Aku, mengenal gerakan Indonesia Tanpa JIL sudah sejak hestek #IndonesiaTanpaJIL bergulir di linimasa dan pertama kali kubaca di twitnya kang Akmal Sjafril. Tapi tetap aku gak begitu ngeh apalagi fokus. Pikiranku hanya, “Oh, JIL? Jadi mulai ada perlawanan untuk Ulil dan lainnya itu? Bagus ada yang mau memulai.” Udah. Gitu doang. ditoyor πŸ˜†

Aku tetap gak terlalu peduli (tega ya?) karena merasa gerakan ini hanya satu dari sekian banyak agendanya PKS. jreng!
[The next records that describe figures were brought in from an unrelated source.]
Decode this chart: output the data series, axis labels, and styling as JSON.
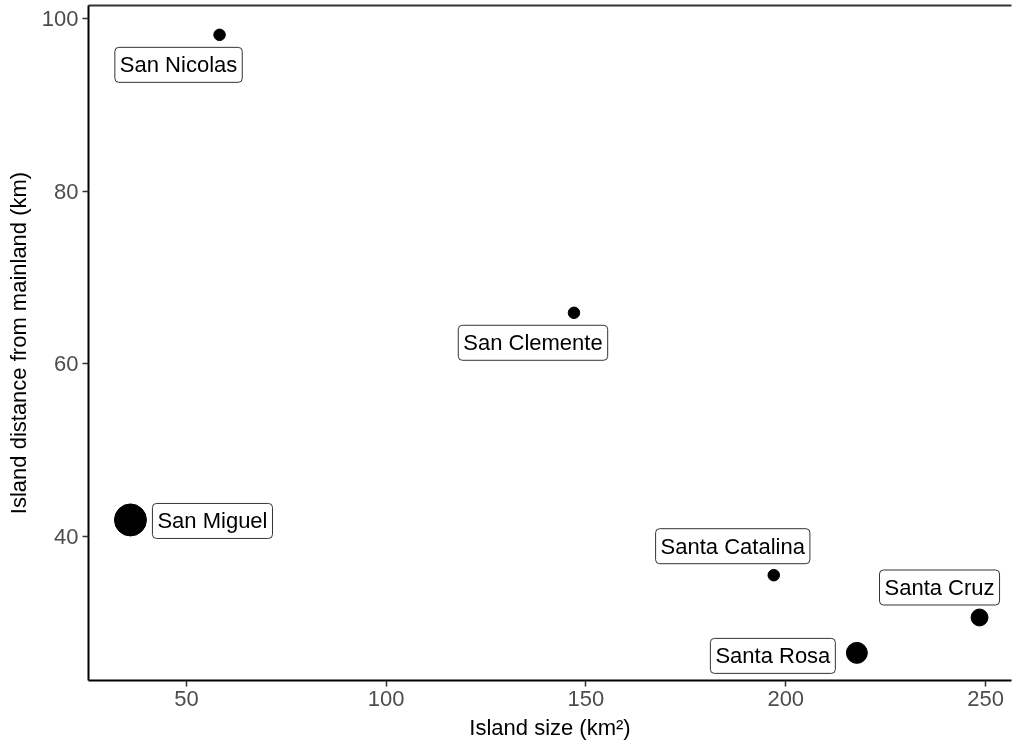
{
  "chart_data": {
    "type": "bubble",
    "xlabel": "Island size (km²)",
    "ylabel": "Island distance from mainland (km)",
    "x": [
      58.3,
      147,
      36,
      197,
      248.5,
      217.8
    ],
    "values": [
      98.1,
      65.9,
      41.9,
      35.5,
      30.6,
      26.5
    ],
    "sizes": [
      0.13,
      0.13,
      1,
      0.13,
      0.28,
      0.43
    ],
    "color": "#000000",
    "marker": "circle",
    "xlim": [
      25.5,
      256.5
    ],
    "ylim": [
      23.3,
      101.5
    ],
    "xticks": [
      50,
      100,
      150,
      200,
      250
    ],
    "yticks": [
      40,
      60,
      80,
      100
    ],
    "grid": false,
    "annotations": [
      {
        "text": "San Nicolas",
        "x": 58.3,
        "y": 98.1
      },
      {
        "text": "San Clemente",
        "x": 147,
        "y": 65.9
      },
      {
        "text": "San Miguel",
        "x": 36,
        "y": 41.9
      },
      {
        "text": "Santa Catalina",
        "x": 197,
        "y": 35.5
      },
      {
        "text": "Santa Cruz",
        "x": 248.5,
        "y": 30.6
      },
      {
        "text": "Santa Rosa",
        "x": 217.8,
        "y": 26.5
      }
    ]
  }
}
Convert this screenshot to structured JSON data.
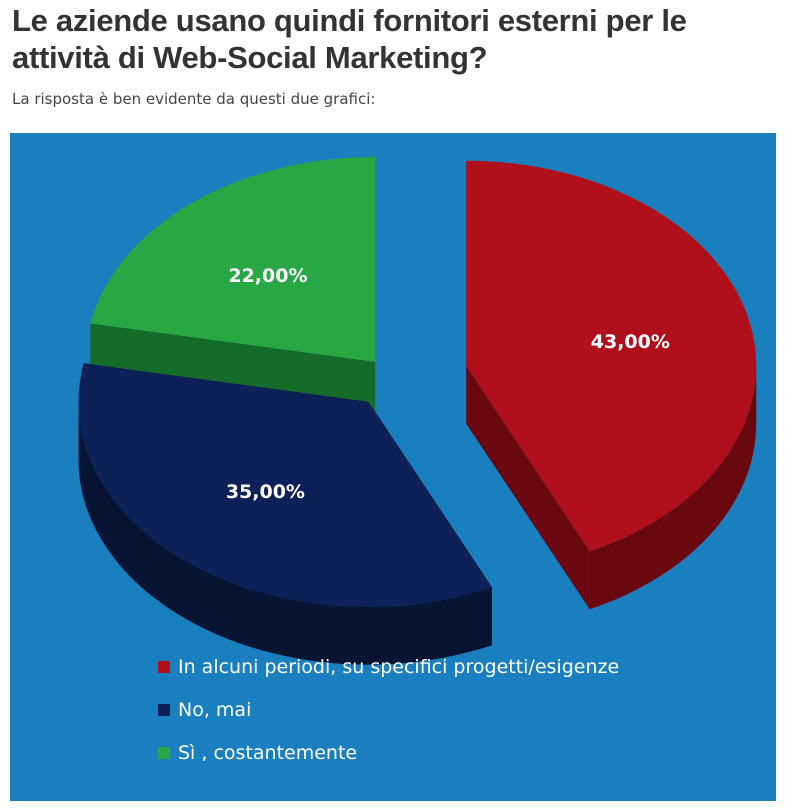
{
  "article": {
    "title": "Le aziende usano quindi fornitori esterni per le attività di Web-Social Marketing?",
    "intro": "La risposta è ben evidente da questi due grafici:"
  },
  "colors": {
    "background": "#1a7fbf",
    "red": "#b0101c",
    "blue": "#0d2158",
    "green": "#27a844"
  },
  "chart_data": {
    "type": "pie",
    "style": "3d-exploded",
    "slices": [
      {
        "category": "In alcuni periodi, su specifici progetti/esigenze",
        "value": 43,
        "label": "43,00%",
        "color": "#b0101c",
        "side": "#6a0810"
      },
      {
        "category": "No, mai",
        "value": 35,
        "label": "35,00%",
        "color": "#0d2158",
        "side": "#071433"
      },
      {
        "category": "Sì , costantemente",
        "value": 22,
        "label": "22,00%",
        "color": "#27a844",
        "side": "#156b28"
      }
    ],
    "legend_position": "bottom"
  }
}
Iyaaaaa, aku mikirnya gitu lho! #IndonesiaTanpaJIL (ITJ) = PKS. Salah ya? πŸ˜› Yaaaa, sepanjang aku stalking setiap agenda kegiatan mereka, diisi oleh orang-orang PKS, jadi mohon jangan salahkan aku (dan pastinya mayoritas masyarakat) berpikir demikian. Tapi… Semua berubah drastis ketika aku melihat video ITJ yang menampilkan Fauzi Baadilah dan Arie K. Untung. Asli, mulai saat itulah aku membongkar siapa sebenarnya ITJ. Ternyata ITJ lepas dari PKS. ITJ bukan PKS. Ada perasaan lega. :mrgreen: Bukan apa-apa! Aku bukan hater PKS lho! Aku justru simpatisannya πŸ˜‰ Ya, hanya simpatisan. Untuk jadi kader, masih jauh panggang dari api deh!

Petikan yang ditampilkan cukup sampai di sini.